An English study released in The Lancet Psychiatry found that as many as 18 percent of cases of depression among older adults are caused by loneliness.
The study, conducted by the University College London, implicated data of over 4,000 elderly participants from the English Longitudinal Study of Aging (ELSA).
In the data, the participants were asked questions over a span of more than a decade of their experiences with social isolation, social engagement, social support, along with any depressive symptoms.
What the research team at UCL determined was that the depressive symptoms exhibited by the elderly participants were the result of loneliness. They concluded that 18 percent of depression cases with this age group may be directly caused by loneliness.
“We did a longitudinal study using seven waves of data that were collected once every 2 years between 2004 and 2017, from adults aged 50 years and older in the English Longitudinal Study of Ageing,” researchers explained in the publication.

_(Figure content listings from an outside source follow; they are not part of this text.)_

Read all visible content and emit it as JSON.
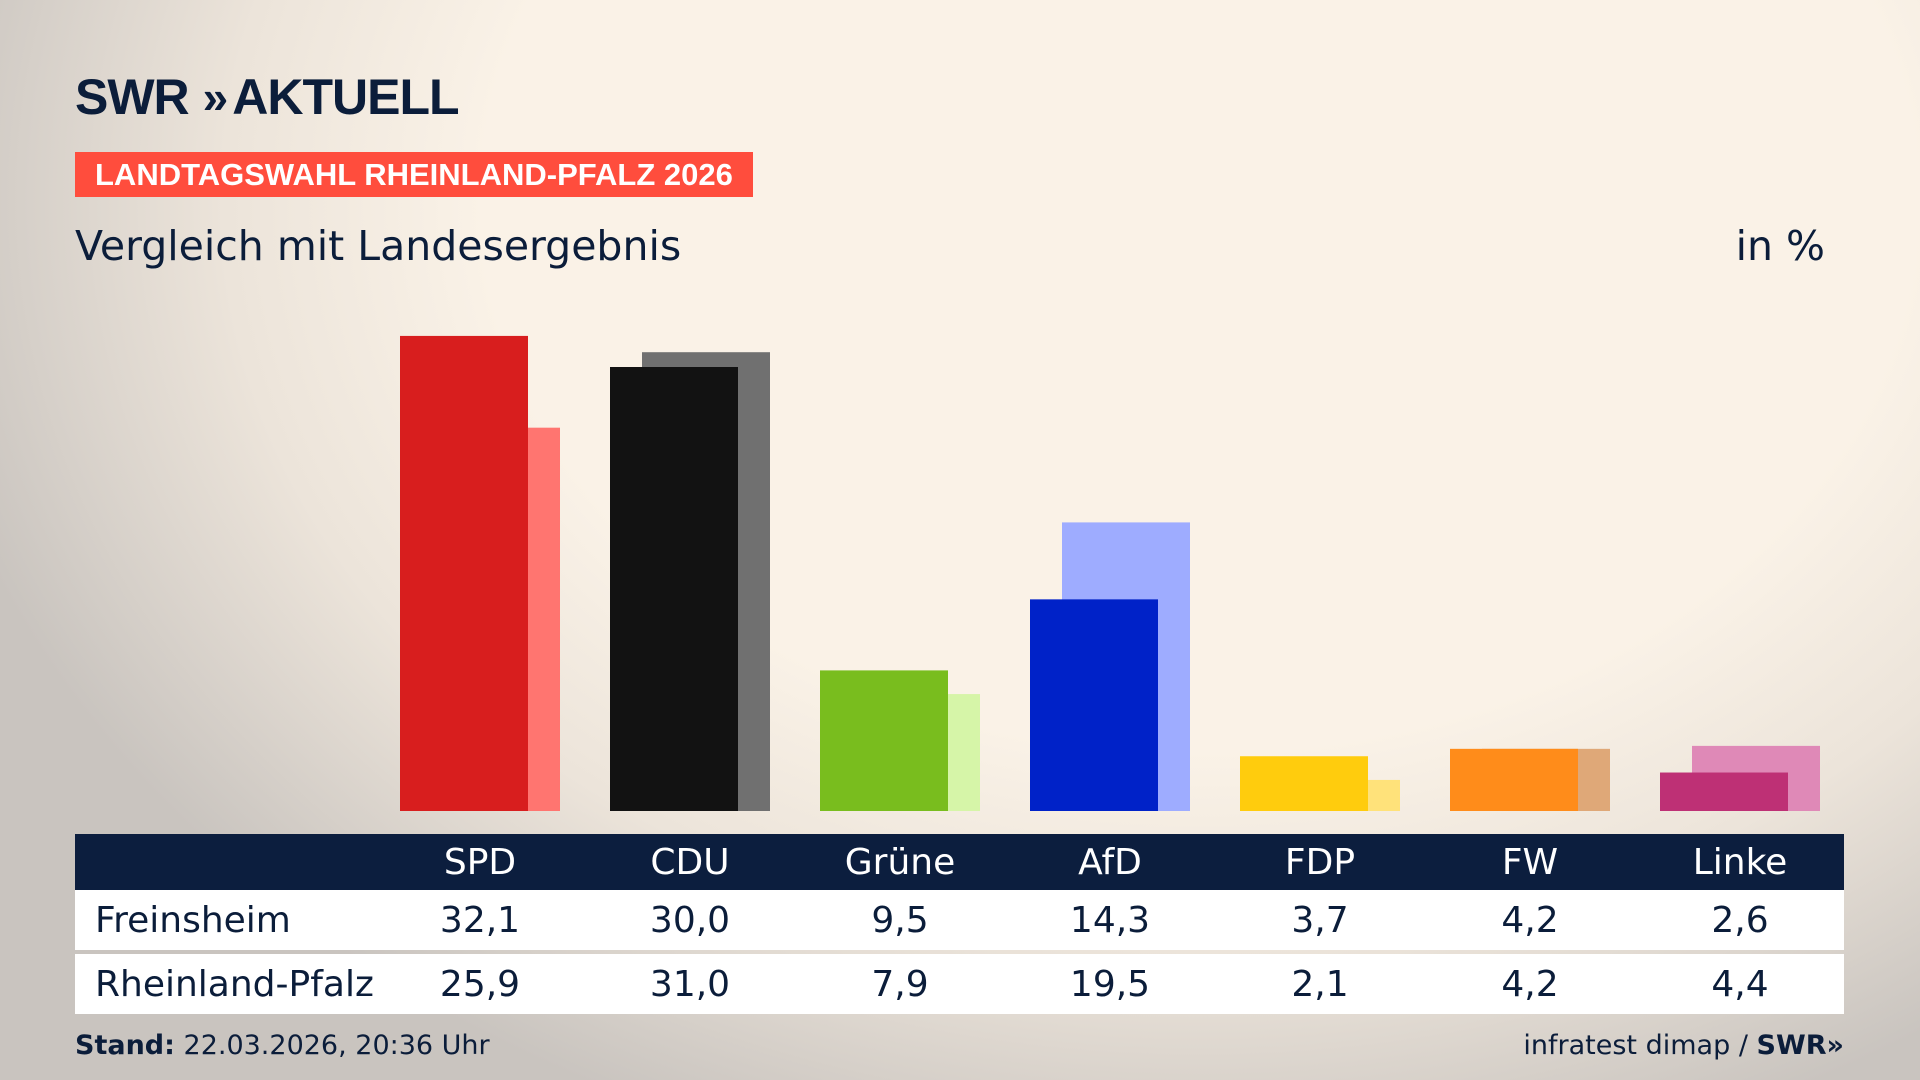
{
  "logo": {
    "brand": "SWR",
    "name": "AKTUELL"
  },
  "badge": "LANDTAGSWAHL RHEINLAND-PFALZ 2026",
  "subtitle": "Vergleich mit Landesergebnis",
  "unit": "in %",
  "chart_data": {
    "type": "bar",
    "categories": [
      "SPD",
      "CDU",
      "Grüne",
      "AfD",
      "FDP",
      "FW",
      "Linke"
    ],
    "series": [
      {
        "name": "Freinsheim",
        "values": [
          32.1,
          30.0,
          9.5,
          14.3,
          3.7,
          4.2,
          2.6
        ]
      },
      {
        "name": "Rheinland-Pfalz",
        "values": [
          25.9,
          31.0,
          7.9,
          19.5,
          2.1,
          4.2,
          4.4
        ]
      }
    ],
    "colors": {
      "primary": [
        "#d81e1e",
        "#121212",
        "#79bd1e",
        "#0022c8",
        "#ffcc0d",
        "#ff8c1a",
        "#be3075"
      ],
      "secondary": [
        "#ff7570",
        "#707070",
        "#d6f5a8",
        "#9eacff",
        "#ffe27a",
        "#dfa878",
        "#df89b7"
      ]
    },
    "ylim": [
      0,
      33
    ]
  },
  "table": {
    "headers": [
      "SPD",
      "CDU",
      "Grüne",
      "AfD",
      "FDP",
      "FW",
      "Linke"
    ],
    "rows": [
      {
        "label": "Freinsheim",
        "values": [
          "32,1",
          "30,0",
          "9,5",
          "14,3",
          "3,7",
          "4,2",
          "2,6"
        ]
      },
      {
        "label": "Rheinland-Pfalz",
        "values": [
          "25,9",
          "31,0",
          "7,9",
          "19,5",
          "2,1",
          "4,2",
          "4,4"
        ]
      }
    ]
  },
  "footer": {
    "stand_label": "Stand:",
    "stand_value": "22.03.2026, 20:36 Uhr",
    "source": "infratest dimap /",
    "source_brand": "SWR"
  }
}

“Irrespective of other social experiences, higher loneliness scores at baseline were associated with higher depression symptom severity scores during 12 years of follow-up among adults aged 50 years and older,” they concluded in their findings.
Given the results, researchers suggest that interventions that aim at reducing loneliness could in fact help prevent the onset of depression among older adults.
“Clinicians should be aware of loneliness as a potential risk factor for depression, assess for signs of loneliness in older adults, and consider strategies to address this loneliness,” researchers also determined.
The study was funded by the National Institute on Aging and a consortium affiliated with the National Institute for Health Research.